Not for Beginners – Bandwidth and Being the Host in XBOX Live

Not for beginners – you’ve been warned.

So you’re playing on XBOX Live and wonder, what would it take to consistently land host when playing games, such as HALO, etc.? I often hear, when playing with friends, their boasting of how much bandwidth they have and how it makes the connection that much faster. 20, 30 50 Mbps download figures are thrown around. Impressive, but that has nothing to do with good hosting capabilities or having a game that is not laggy.

I’ll illustrate. Look at this graph (from my WRT-54GL router with DD-WRT firmware):

 

Click on the pic for a larger version as needed. That’s my router’s bandwidth graphs for the WAN interface. Notice the red line (outgoing data) is above the green line (incoming data) for a good part of the graph. This was captured during an XBOX live game with 8 players in HALO Reach matchmaking, while I was the host for that game. How do I know? the WAN monitoring graph behaves that way when I’m the host,  i.e. mainly the outgoing graph is higher than the incoming. What you see at the end of the graph, on the right, is when the game ended.

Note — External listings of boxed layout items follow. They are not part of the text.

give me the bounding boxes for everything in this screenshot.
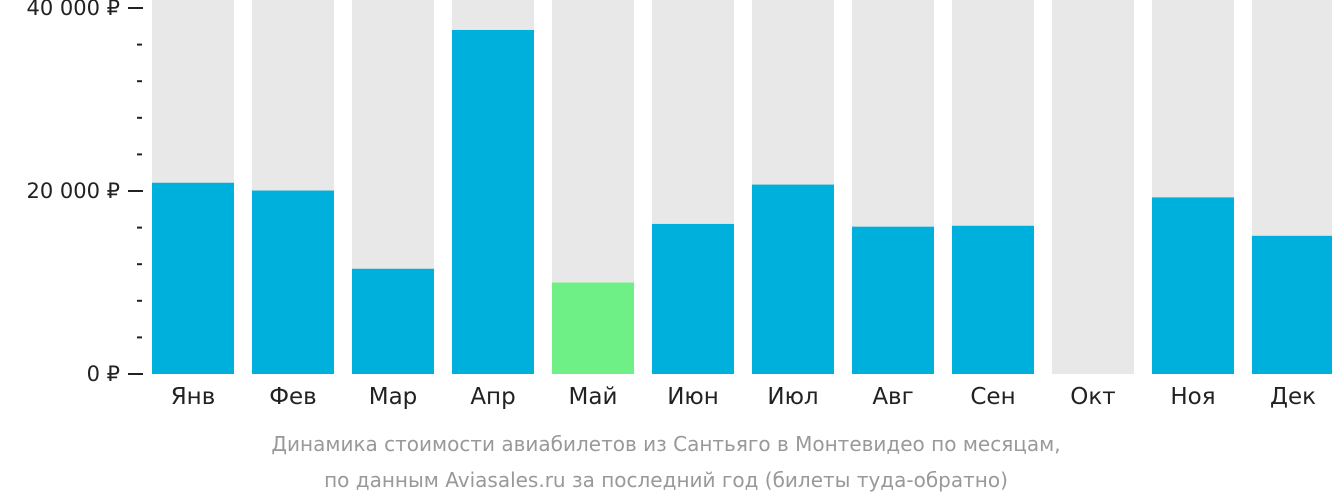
bar[interactable]	[352, 268, 434, 374]
bar[interactable]	[1252, 235, 1332, 374]
x-tick-label: Дек	[1270, 384, 1316, 410]
bar[interactable]	[152, 182, 234, 374]
x-tick-label: Ноя	[1170, 384, 1215, 410]
bar[interactable]	[752, 184, 834, 374]
chart-caption-line-1: Динамика стоимости авиабилетов из Сантья…	[271, 432, 1061, 456]
background-column	[1052, 0, 1134, 374]
bar[interactable]	[652, 223, 734, 374]
x-axis: Янв Фев Мар Апр Май Июн Июл Авг Сен Окт Ноя Дек	[171, 384, 1316, 410]
x-tick-label: Окт	[1070, 384, 1115, 410]
x-tick-label: Фев	[269, 384, 317, 410]
bar[interactable]	[952, 225, 1034, 374]
bar[interactable]	[852, 226, 934, 374]
x-tick-label: Июн	[667, 384, 719, 410]
y-tick-label: 20 000 ₽	[26, 179, 120, 203]
bar[interactable]	[252, 190, 334, 374]
x-tick-label: Июл	[767, 384, 818, 410]
bar[interactable]	[452, 29, 534, 375]
x-tick-label: Авг	[872, 384, 913, 410]
bar[interactable]	[1152, 197, 1234, 374]
chart-caption-line-2: по данным Aviasales.ru за последний год …	[324, 468, 1008, 492]
x-tick-label: Апр	[470, 384, 515, 410]
y-tick-label: 0 ₽	[87, 362, 120, 386]
x-tick-label: Мар	[369, 384, 418, 410]
x-tick-label: Май	[569, 384, 618, 410]
bar-cheapest[interactable]	[552, 282, 634, 375]
y-tick-label: 40 000 ₽	[26, 0, 120, 20]
x-tick-label: Сен	[970, 384, 1015, 410]
y-axis: 0 ₽ 20 000 ₽ 40 000 ₽	[26, 0, 143, 386]
price-bars	[152, 29, 1332, 375]
x-tick-label: Янв	[171, 384, 216, 410]
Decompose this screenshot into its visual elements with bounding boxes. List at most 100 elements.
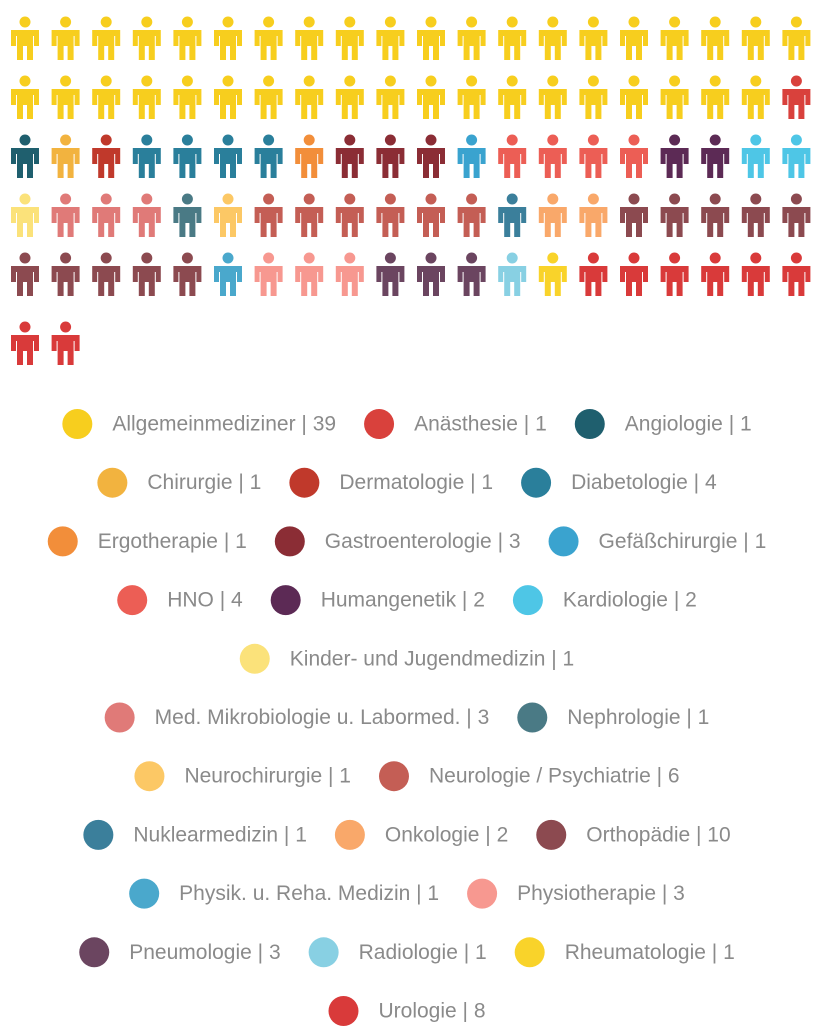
person-icon xyxy=(538,134,567,178)
icon-body xyxy=(376,207,405,237)
icon-head xyxy=(60,252,72,264)
legend-swatch xyxy=(512,585,543,616)
icon-body xyxy=(457,89,486,119)
icon-head xyxy=(587,252,599,264)
legend-swatch xyxy=(83,819,114,850)
icon-head xyxy=(466,193,478,205)
icon-head xyxy=(709,134,721,146)
icon-head xyxy=(19,321,31,333)
icon-body xyxy=(498,207,527,237)
icon-head xyxy=(384,75,396,87)
icon-head xyxy=(222,193,234,205)
person-icon xyxy=(92,252,121,296)
person-icon xyxy=(11,134,39,178)
icon-body xyxy=(782,89,811,119)
icon-head xyxy=(506,252,518,264)
person-icon xyxy=(214,134,242,178)
icon-head xyxy=(709,16,721,28)
icon-head xyxy=(384,16,396,28)
person-icon xyxy=(173,193,202,237)
person-icon xyxy=(417,193,445,237)
legend-item: Dermatologie | 1 xyxy=(289,467,493,498)
person-icon xyxy=(11,321,39,365)
icon-body xyxy=(660,89,689,119)
icon-head xyxy=(60,321,72,333)
icon-body xyxy=(132,266,161,296)
legend-swatch xyxy=(97,467,128,498)
icon-head xyxy=(19,134,31,146)
icon-head xyxy=(60,134,72,146)
icon-body xyxy=(51,148,80,178)
icon-head xyxy=(547,16,559,28)
person-icon xyxy=(457,252,486,296)
icon-head xyxy=(709,193,721,205)
icon-body xyxy=(620,148,648,178)
person-icon xyxy=(660,252,689,296)
person-icon xyxy=(376,16,405,60)
legend-label: Ergotherapie | 1 xyxy=(98,530,247,553)
icon-body xyxy=(457,207,486,237)
icon-body xyxy=(376,30,405,60)
legend-swatch xyxy=(334,819,365,850)
person-icon xyxy=(660,193,689,237)
person-icon xyxy=(51,16,80,60)
legend-swatch xyxy=(548,526,579,557)
person-icon xyxy=(620,16,648,60)
legend-label: Diabetologie | 4 xyxy=(571,471,717,494)
person-icon xyxy=(132,252,161,296)
icon-head xyxy=(141,16,153,28)
legend-label: Pneumologie | 3 xyxy=(129,941,280,964)
legend-swatch xyxy=(104,702,135,733)
legend-swatch xyxy=(134,761,165,792)
icon-head xyxy=(141,134,153,146)
person-icon xyxy=(498,252,527,296)
icon-body xyxy=(741,148,770,178)
icon-body xyxy=(660,30,689,60)
icon-body xyxy=(335,266,364,296)
person-icon xyxy=(782,16,811,60)
icon-body xyxy=(701,148,730,178)
legend-label: HNO | 4 xyxy=(167,589,243,612)
icon-head xyxy=(547,193,559,205)
person-icon xyxy=(701,134,730,178)
icon-body xyxy=(92,89,121,119)
icon-head xyxy=(709,75,721,87)
person-icon xyxy=(701,16,730,60)
person-icon xyxy=(295,252,324,296)
icon-body xyxy=(701,89,730,119)
legend-swatch xyxy=(274,526,305,557)
legend-label: Med. Mikrobiologie u. Labormed. | 3 xyxy=(155,706,490,729)
legend-item: Gastroenterologie | 3 xyxy=(274,526,521,557)
legend-label: Radiologie | 1 xyxy=(359,941,487,964)
icon-body xyxy=(51,89,80,119)
person-icon xyxy=(173,252,202,296)
person-icon xyxy=(579,16,608,60)
person-icon xyxy=(376,134,405,178)
person-icon xyxy=(538,16,567,60)
icon-head xyxy=(750,193,762,205)
icon-head xyxy=(466,16,478,28)
person-icon xyxy=(376,75,405,119)
icon-head xyxy=(466,134,478,146)
legend-label: Gefäßchirurgie | 1 xyxy=(599,530,767,553)
icon-head xyxy=(587,75,599,87)
person-icon xyxy=(579,134,608,178)
icon-head xyxy=(506,75,518,87)
person-icon xyxy=(132,75,161,119)
icon-head xyxy=(303,252,315,264)
person-icon xyxy=(92,16,121,60)
person-icon xyxy=(660,16,689,60)
legend-item: Humangenetik | 2 xyxy=(270,585,485,616)
person-icon xyxy=(335,16,364,60)
icon-body xyxy=(335,207,364,237)
icon-head xyxy=(100,16,112,28)
legend-label: Humangenetik | 2 xyxy=(321,589,485,612)
icon-head xyxy=(100,75,112,87)
icon-body xyxy=(782,148,811,178)
icon-body xyxy=(173,30,202,60)
person-icon xyxy=(51,134,80,178)
icon-body xyxy=(132,30,161,60)
legend-item: Radiologie | 1 xyxy=(308,937,487,968)
icon-body xyxy=(11,335,39,365)
icon-head xyxy=(384,252,396,264)
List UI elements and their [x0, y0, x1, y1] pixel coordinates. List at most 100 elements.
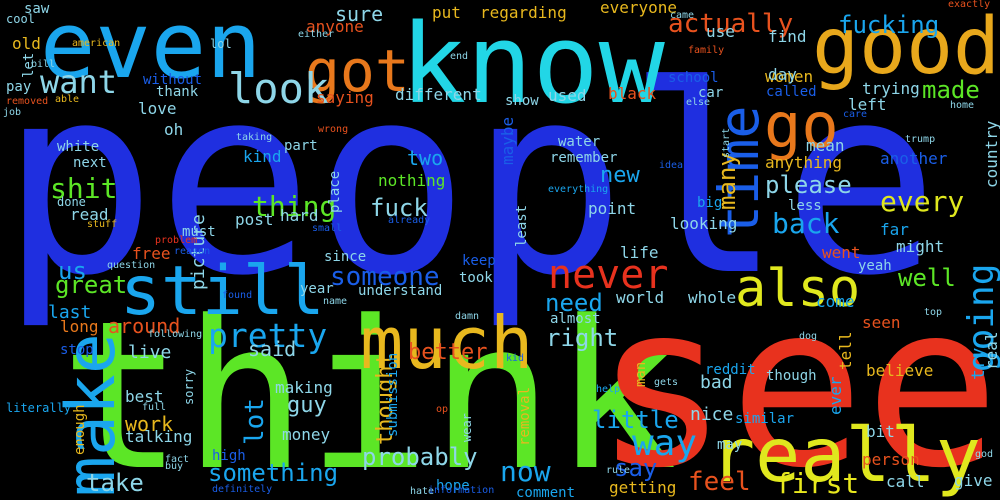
word-talking: talking: [125, 427, 193, 447]
word-black: black: [608, 84, 657, 104]
word-bill: bill: [31, 59, 56, 70]
word-women: women: [765, 67, 814, 87]
word-man: man: [633, 361, 649, 387]
word-believe: believe: [866, 361, 934, 381]
word-last: last: [48, 301, 92, 323]
word-stop: stop: [60, 341, 94, 358]
word-used: used: [548, 86, 587, 106]
word-us: us: [58, 256, 87, 285]
word-place: place: [327, 170, 343, 213]
word-took: took: [459, 269, 493, 286]
word-though: though: [766, 367, 817, 384]
word-little: little: [592, 405, 679, 434]
word-right: right: [546, 323, 619, 352]
word-put: put: [432, 3, 461, 23]
word-know: know: [400, 0, 665, 128]
word-look: look: [228, 64, 330, 114]
word-water: water: [558, 133, 601, 150]
word-might: might: [896, 237, 945, 257]
word-small: small: [312, 223, 343, 234]
word-hard: hard: [280, 206, 319, 226]
word-exactly: exactly: [948, 0, 991, 10]
word-every: every: [880, 184, 965, 218]
word-something: something: [208, 458, 339, 487]
word-hope: hope: [436, 477, 470, 494]
word-live: live: [128, 341, 172, 363]
word-regarding: regarding: [480, 3, 567, 23]
word-full: full: [142, 402, 167, 413]
word-kind: kind: [243, 147, 282, 167]
word-never: never: [548, 252, 669, 298]
word-part: part: [284, 137, 318, 154]
word-making: making: [275, 378, 333, 398]
word-still: still: [120, 251, 325, 331]
word-school: school: [668, 69, 719, 86]
word-pay: pay: [6, 78, 32, 95]
word-now: now: [500, 454, 551, 488]
word-trying: trying: [862, 79, 920, 99]
word-fuck: fuck: [370, 193, 428, 222]
word-way: way: [632, 423, 698, 465]
word-oh: oh: [164, 120, 184, 140]
word-anything: anything: [765, 153, 843, 173]
word-guy: guy: [287, 393, 327, 419]
word-saying: saying: [316, 88, 374, 108]
word-sure: sure: [335, 2, 384, 26]
word-first: first: [775, 466, 860, 500]
word-literally: literally: [6, 401, 72, 416]
word-stuff: stuff: [87, 219, 118, 230]
word-least: least: [514, 204, 530, 247]
word-question: question: [107, 260, 156, 271]
word-whole: whole: [688, 288, 737, 308]
word-able: able: [55, 94, 80, 105]
word-may: may: [717, 436, 743, 453]
word-see: see: [593, 256, 1000, 500]
word-since: since: [324, 248, 367, 265]
word-well: well: [898, 263, 956, 292]
word-done: done: [57, 195, 86, 210]
word-reddit: reddit: [705, 361, 756, 378]
word-getting: getting: [609, 478, 677, 498]
word-submission: submission: [385, 352, 401, 437]
word-shit: shit: [50, 171, 118, 205]
word-sorry: sorry: [182, 368, 196, 405]
word-lot: lot: [240, 398, 270, 445]
word-pretty: pretty: [208, 315, 328, 355]
word-said: said: [248, 337, 297, 361]
word-family: family: [688, 45, 725, 56]
word-use: use: [706, 22, 735, 42]
word-else: else: [686, 97, 711, 108]
word-rule: rule: [606, 465, 631, 476]
word-think: think: [60, 278, 678, 500]
word-damn: damn: [455, 311, 480, 322]
word-day: day: [768, 65, 797, 85]
word-comment: comment: [516, 484, 576, 500]
word-next: next: [73, 154, 107, 171]
word-made: made: [922, 75, 980, 104]
word-want: want: [40, 63, 118, 102]
word-free: free: [132, 244, 171, 264]
word-say: say: [614, 453, 658, 482]
word-information: information: [428, 485, 495, 496]
word-must: must: [182, 223, 216, 240]
word-old: old: [12, 34, 41, 54]
word-much: much: [360, 301, 534, 386]
word-start: start: [721, 127, 732, 158]
word-saw: saw: [24, 0, 50, 17]
word-good: good: [812, 1, 1000, 92]
word-god: god: [975, 449, 994, 460]
word-show: show: [505, 92, 539, 109]
word-two: two: [407, 146, 444, 170]
word-best: best: [125, 387, 164, 407]
word-long: long: [60, 317, 99, 337]
word-back: back: [772, 206, 840, 240]
word-looking: looking: [670, 214, 738, 234]
word-probably: probably: [362, 442, 478, 471]
word-someone: someone: [330, 262, 440, 293]
word-find: find: [768, 27, 807, 47]
word-need: need: [545, 288, 603, 317]
word-hate: hate: [410, 486, 435, 497]
word-please: please: [765, 170, 852, 199]
word-nice: nice: [690, 403, 734, 425]
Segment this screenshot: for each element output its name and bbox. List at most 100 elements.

But also notice the numbers. I’m hosting a game with 8 players, and there is no lag for anybody particularly, and all it takes for the host is not even 300 Kbps upload speed! I’ve never seen it go over 400 Kbps while hosting a game. So, first of all, the download speed doesn’t matter as much as the upload speed, when it comes to being a host. Second, you don’t need gargantuan download/upload figures to pull host. I have a 10 Mbps down / 1 Mbps up connection, with a relatively low ping, and I pull host every now and then, without any host stealing  tricks or any other cheats.

Now, this is what the graph looks like when I’m in a game but not hosting it:

As you can see, even less bandwidth is required to play as a non-host, about 50 Kbps. And you can see the green line is now above the red one.

This is what it looked like when I didn’t have host, then the host quit in the middle of the game, then I was selected as the new host, and then a few seconds later I lost it:

Oh, and if you watch carefully, you can tell before the game begins if you have pulled host just by looking at how the bandwidth graph behaves. You can see in this graph, in the circled area, the moment where the XBOX live connection tests and awards host to the best connection, in this case mine. This is while still in the pre-game lobby, before the game begins:

In this game, which I was again hosting, 2 non-host players quit (they were getting pwned) and as you can see the bandwidth graph changes, since it now needs to accommodate only 6 players and not 8, so it goes from 320 to about 240 Kbps on the red line. That’s about right, since (320-240)/2= 40 Kbps per player:

The last slump at the end where it goes to the 100 Kbps range is when the game ended.